For many people, the plague brings to mind rats, crowded medieval towns, and the devastating epidemic that spread throughout Europe during and after the Middle Ages.
New research suggests the disease’s deadly history goes back even further. Research published in nature Researchers found that plague was already killing people in small hunter-gatherer groups 5,500 years ago, thousands of years before agricultural communities and cities emerged.
An international team of scientists examined ancient DNA from human remains recovered from four hunter-gatherer cemeteries near Lake Baikal in eastern Siberia. By sequencing genetic material stored inside ancient teeth, researchers reconstructed the bacterial genome and identified a previously unknown early strain of plague.
“Whether early forms of plague were milder or more virulent is a matter of debate, but our findings show that these ancient strains were already highly lethal,” said lead author Eske Willerslev, a professor at the University of Copenhagen and the University of Cambridge.
Ancient DNA reveals prehistoric plague epidemic
Researchers combined genetic evidence with archaeological finds and radiocarbon dating to piece together what happened within these prehistoric communities.
“Based on plague DNA, genetic relationships among victims, archaeological analysis and radiocarbon dating, we have built a very clear and complete picture of what happened during these epidemics,” says lead author Ruairidh MacLeod. He conducted this research while a PhD student at Cambridge University and is currently a research fellow at Oxford University.
The research team detected DNA from plague bacteriumthe bacterium that causes plague was detected in 18 out of 46 people studied. This means that about 40% of the bodies had signs of infection. The researchers said this detection rate exceeds that reported from some medieval plague burial sites.
Evidence that early plagues were deadly
Previous research has shown that ancient strains plague bacterium They lacked some of the genetic characteristics that later allowed bubonic plague to spread efficiently through flea and rodent hosts. For this reason, many scientists believed that early forms of the disease were unlikely to have caused large-scale or deadly outbreaks.
New discoveries point in a different direction.
Researchers found an unusually large number of children and teenagers among the dead at the two largest cemeteries. For decades, archaeologists struggled to explain this pattern.
“The unusually high number and short duration of children has been a real challenge that we’ve been trying to solve since the 1990s,” said Andrei Weber, an archaeologist at the University of Alberta and lead researcher on the Baikal Archeology Project.

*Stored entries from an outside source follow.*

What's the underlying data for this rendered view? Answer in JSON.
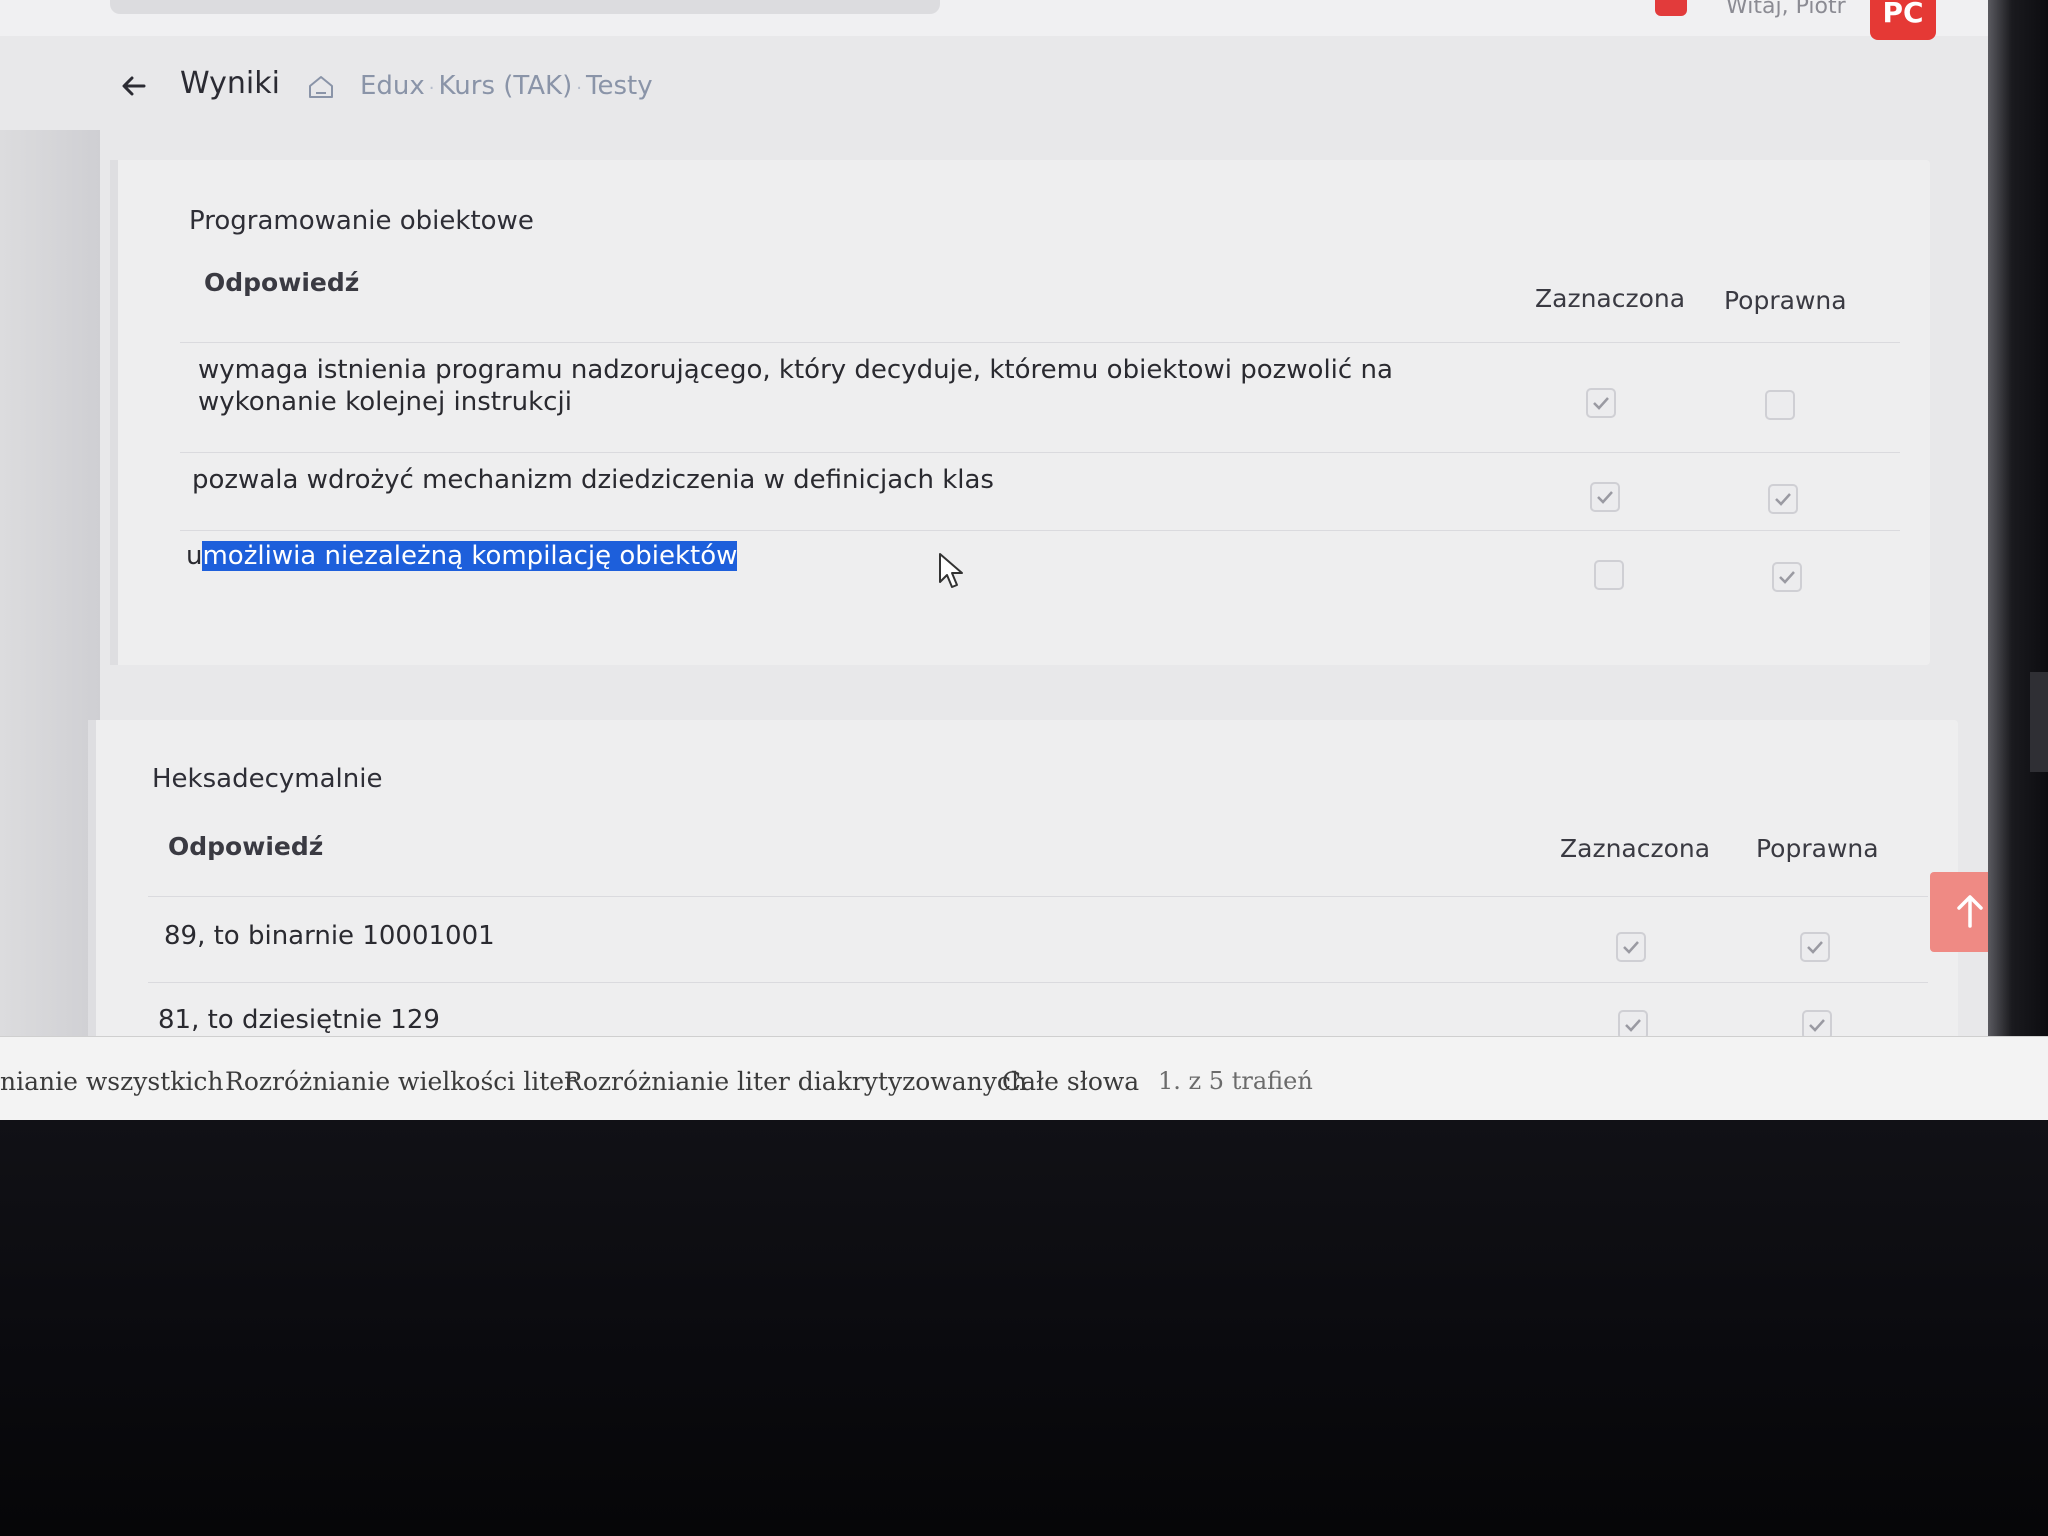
{
  "top": {
    "welcome": "Witaj, Piotr",
    "avatar_initials": "PC"
  },
  "header": {
    "title": "Wyniki",
    "breadcrumb": [
      "Edux",
      "Kurs (TAK)",
      "Testy"
    ]
  },
  "questions": [
    {
      "title": "Programowanie obiektowe",
      "col_answer": "Odpowiedź",
      "col_selected": "Zaznaczona",
      "col_correct": "Poprawna",
      "answers": [
        {
          "line1": "wymaga istnienia programu nadzorującego, który decyduje, któremu obiektowi pozwolić na",
          "line2": "wykonanie kolejnej instrukcji",
          "selected": true,
          "correct": false
        },
        {
          "line1": "pozwala wdrożyć mechanizm dziedziczenia w definicjach klas",
          "selected": true,
          "correct": true
        },
        {
          "prefix": "u",
          "highlighted": "możliwia niezależną kompilację obiektów",
          "selected": false,
          "correct": true
        }
      ]
    },
    {
      "title": "Heksadecymalnie",
      "col_answer": "Odpowiedź",
      "col_selected": "Zaznaczona",
      "col_correct": "Poprawna",
      "answers": [
        {
          "line1": "89, to binarnie 10001001",
          "selected": true,
          "correct": true
        },
        {
          "line1": "81, to dziesiętnie 129",
          "selected": true,
          "correct": true
        }
      ]
    }
  ],
  "findbar": {
    "highlight_all": "nianie wszystkich",
    "match_case": "Rozróżnianie wielkości liter",
    "match_diacritics": "Rozróżnianie liter diakrytyzowanych",
    "whole_words": "Całe słowa",
    "status": "1. z 5 trafień"
  },
  "colors": {
    "accent": "#e53935",
    "selection": "#1d5fdb",
    "scroll_top_button": "#ef8a84"
  }
}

Radiocarbon dating revealed that many of the burials occurred over a relatively short period of time. In some cases, siblings or parents and children appear to have died at the same time and are buried together.
Inherent genetic factors may have increased severity
Researchers also identified superantigens unique to ancient plague strains. The genetic element that produces this toxin has not been found in subsequent historical plague strains.
Superantigens can trigger strong immune responses and are associated with severe inflammatory responses, which can make infections more dangerous.
“This discovery changes our understanding of early plague outbreaks. Even before the bacterium evolved efficient flea-borne infection, these ancient strains appear to have possessed a combination of potent virulence factors that could make the infection highly lethal,” said lead author Martin Sikora, associate professor at the University of Copenhagen.
This result suggests that, despite lacking the flea-borne transmission mechanism associated with bubonic plague, some of the earliest known plague epidemics may have been as deadly as later forms of plague, especially for children.
Clues to the origins of the plague
The study also supports the idea that plague first originated in central or northeast Asia and then spread across Eurasia through wild rodent populations.
Archaeological evidence shows that the hunter-gatherers studied had close contact with marmots, large burrowing rodents that still carry disease today. Researchers believe the disease may have been transmitted directly from infected marmots to humans, causing outbreaks in prehistoric communities.